Demiş ki, turizmin önemi her köşe başında
anlatılırken kentin müzelerinin üzerine titrenmesi hatta daha da
arttırılması gerektiği de biliniyordur herhalde. Yanılmış. Bürokrasi
hazretleri yüzünden Hüsnü Züber Müzesi iki yıldır kapalıymış. İslam Eserleri
Müzesi yıllarca mesai dışı kalmış, Arkeoloji Müzesi de aynı yolun
yolcusuymuş. Demiş ki çağımız kentlerinin baş belasıdır trafik,
bezdirir hepimizi. Yanılmış. Bursa’da trafik sorunu yokmuş. Kentin en
merkezi, en kalabalık caddesinin iki tarafı otopark olabiliyormuş. Akl-ı
Selim’e veda.
Demiş ki yazı denen bir insan icadı var. İnsanı insan
kılar, çağlar ötesine iz bırakır. Başlatılmış ve yürütülmekte olan Bursa
Edebiyat Günleri’ni kentimize yaraşır şekilde devam ettirin. Yanılmış.
Edebiyat demek, yazı demek, sadece bazı şeyleri yazan bazı adamları misafir
etmek demekmiş. Son üç yılın edebiyat günleri etkinlikleri programı bunu
söylüyor.
Demiş ki tutarlı olmak denen bir şey var. Hem Türk
İslam sanatlarını koruyoruz, teşvik ediyoruz diyeceksiniz, ondan sonra da
Bursa’da Karagöz oyunu konusunda en yetkili bir kişi olan Şinasi Bey’i,
kullandığı Çekirge’deki mekândan kovacaksınız. Yanılmış, hamamda sabuna
basmamak için kıvırtabilirmiş insanoğlu.
Demiş ki kıymet bilirlik var. En güzel Bursa
şehrengizini yazan büyüğümüzü arada bir hatırlasak. Bir tek burada
yanılmamış. Tanpınar adına düzenlenen yarışmalar yüz güldürüyor.

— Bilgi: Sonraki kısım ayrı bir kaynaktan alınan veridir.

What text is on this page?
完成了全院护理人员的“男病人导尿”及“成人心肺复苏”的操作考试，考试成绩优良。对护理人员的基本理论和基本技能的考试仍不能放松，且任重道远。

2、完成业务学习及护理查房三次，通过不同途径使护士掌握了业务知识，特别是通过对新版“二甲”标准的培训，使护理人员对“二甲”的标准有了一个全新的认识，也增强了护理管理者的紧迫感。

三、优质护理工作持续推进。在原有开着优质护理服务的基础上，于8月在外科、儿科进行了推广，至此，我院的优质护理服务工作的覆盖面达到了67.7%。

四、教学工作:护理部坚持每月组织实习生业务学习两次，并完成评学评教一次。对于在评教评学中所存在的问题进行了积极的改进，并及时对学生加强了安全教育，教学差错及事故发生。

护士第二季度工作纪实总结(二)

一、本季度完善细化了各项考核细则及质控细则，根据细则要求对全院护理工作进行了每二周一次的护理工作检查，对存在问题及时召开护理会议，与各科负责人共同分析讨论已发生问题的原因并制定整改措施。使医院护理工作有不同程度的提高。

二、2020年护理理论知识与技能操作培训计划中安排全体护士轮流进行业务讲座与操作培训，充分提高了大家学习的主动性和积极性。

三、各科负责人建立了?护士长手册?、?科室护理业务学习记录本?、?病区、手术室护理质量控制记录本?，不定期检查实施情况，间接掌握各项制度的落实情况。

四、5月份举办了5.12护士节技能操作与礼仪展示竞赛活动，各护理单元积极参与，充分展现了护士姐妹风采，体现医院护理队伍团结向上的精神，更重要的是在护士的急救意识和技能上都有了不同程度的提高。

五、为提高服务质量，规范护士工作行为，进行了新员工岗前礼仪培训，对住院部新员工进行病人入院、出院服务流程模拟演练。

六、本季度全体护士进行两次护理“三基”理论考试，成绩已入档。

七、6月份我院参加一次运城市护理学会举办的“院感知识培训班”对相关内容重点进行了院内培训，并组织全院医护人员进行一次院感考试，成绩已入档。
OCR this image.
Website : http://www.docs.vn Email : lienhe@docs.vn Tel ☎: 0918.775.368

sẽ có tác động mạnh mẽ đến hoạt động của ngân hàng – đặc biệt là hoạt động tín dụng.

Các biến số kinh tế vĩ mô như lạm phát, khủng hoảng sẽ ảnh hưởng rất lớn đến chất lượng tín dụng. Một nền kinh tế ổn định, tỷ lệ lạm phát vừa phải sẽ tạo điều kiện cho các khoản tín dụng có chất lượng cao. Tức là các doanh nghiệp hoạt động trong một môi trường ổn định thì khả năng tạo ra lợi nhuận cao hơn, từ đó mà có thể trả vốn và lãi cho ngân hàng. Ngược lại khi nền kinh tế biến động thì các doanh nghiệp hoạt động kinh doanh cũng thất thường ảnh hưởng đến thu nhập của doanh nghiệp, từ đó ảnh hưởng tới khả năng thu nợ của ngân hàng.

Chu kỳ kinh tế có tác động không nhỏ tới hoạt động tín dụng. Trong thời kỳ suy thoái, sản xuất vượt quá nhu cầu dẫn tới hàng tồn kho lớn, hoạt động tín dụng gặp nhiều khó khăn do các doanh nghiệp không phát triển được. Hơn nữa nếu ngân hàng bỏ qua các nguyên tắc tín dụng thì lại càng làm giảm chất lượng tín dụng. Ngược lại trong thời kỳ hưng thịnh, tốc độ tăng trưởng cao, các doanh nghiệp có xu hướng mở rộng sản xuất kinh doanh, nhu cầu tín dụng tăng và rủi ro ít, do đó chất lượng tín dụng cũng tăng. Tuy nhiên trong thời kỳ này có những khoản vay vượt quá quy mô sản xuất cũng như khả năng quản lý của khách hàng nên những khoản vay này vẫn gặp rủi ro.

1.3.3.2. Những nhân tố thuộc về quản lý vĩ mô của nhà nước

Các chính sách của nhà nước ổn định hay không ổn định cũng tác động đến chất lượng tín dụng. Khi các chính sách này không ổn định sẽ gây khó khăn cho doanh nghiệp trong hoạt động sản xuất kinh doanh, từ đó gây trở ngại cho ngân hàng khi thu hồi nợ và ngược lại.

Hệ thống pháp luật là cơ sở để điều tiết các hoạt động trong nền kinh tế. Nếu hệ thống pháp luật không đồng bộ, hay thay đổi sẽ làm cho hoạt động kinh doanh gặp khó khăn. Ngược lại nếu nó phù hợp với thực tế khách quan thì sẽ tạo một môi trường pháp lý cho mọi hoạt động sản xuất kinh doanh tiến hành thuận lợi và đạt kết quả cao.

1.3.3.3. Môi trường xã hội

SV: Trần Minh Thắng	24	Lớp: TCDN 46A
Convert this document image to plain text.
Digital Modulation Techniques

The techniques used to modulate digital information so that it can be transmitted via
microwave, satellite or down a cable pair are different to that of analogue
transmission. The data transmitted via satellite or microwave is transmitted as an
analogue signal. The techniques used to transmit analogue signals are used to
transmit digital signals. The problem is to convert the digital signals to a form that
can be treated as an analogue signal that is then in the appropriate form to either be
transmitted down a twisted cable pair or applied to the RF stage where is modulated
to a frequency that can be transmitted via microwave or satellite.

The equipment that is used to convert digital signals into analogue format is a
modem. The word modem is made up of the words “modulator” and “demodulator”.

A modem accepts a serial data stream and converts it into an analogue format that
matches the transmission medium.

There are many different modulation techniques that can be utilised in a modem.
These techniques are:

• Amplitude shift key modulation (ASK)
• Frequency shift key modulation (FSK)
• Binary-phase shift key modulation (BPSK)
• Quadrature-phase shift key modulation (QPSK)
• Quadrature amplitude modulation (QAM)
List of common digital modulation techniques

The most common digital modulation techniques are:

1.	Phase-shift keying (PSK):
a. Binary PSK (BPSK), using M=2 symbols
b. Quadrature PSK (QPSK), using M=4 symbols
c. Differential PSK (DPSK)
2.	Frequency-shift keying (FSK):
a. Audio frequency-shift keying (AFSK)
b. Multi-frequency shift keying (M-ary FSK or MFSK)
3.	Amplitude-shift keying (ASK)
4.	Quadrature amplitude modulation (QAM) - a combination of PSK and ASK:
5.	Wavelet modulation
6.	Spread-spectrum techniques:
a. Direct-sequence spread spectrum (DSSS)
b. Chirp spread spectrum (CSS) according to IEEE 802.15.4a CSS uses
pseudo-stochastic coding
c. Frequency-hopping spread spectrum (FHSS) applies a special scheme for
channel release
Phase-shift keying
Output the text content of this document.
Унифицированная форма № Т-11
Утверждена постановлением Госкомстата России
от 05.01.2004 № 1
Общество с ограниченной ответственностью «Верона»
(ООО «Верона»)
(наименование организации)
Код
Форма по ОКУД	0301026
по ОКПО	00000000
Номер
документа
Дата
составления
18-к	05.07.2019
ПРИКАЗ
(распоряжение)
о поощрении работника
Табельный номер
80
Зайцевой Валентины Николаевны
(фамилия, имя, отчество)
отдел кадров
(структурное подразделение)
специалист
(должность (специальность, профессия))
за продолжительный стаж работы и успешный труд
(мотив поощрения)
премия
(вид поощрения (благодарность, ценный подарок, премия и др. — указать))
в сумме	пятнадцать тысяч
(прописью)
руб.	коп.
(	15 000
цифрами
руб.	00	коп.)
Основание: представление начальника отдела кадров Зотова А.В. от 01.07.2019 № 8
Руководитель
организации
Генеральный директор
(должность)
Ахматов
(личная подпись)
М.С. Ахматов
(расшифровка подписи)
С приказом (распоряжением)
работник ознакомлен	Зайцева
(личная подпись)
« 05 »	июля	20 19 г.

Yanılmış bu fani kulunuz, hem de çok yanılmış! Meğer ki o, DOĞU’da
yaşadığının fakında değilmiş. Şimdiki zamanın değil sonraki zamanın önemli
olduğu, kuralın namevcut olduğu, düzenin tesadüfen bulunduğu, vicdanın
köreldiği, aklın uyuştuğu bir coğrafyaymış burası; kağıda mürekkep ila
yazılan kuralın sokağa çıktığında silindiği bir coğrafya.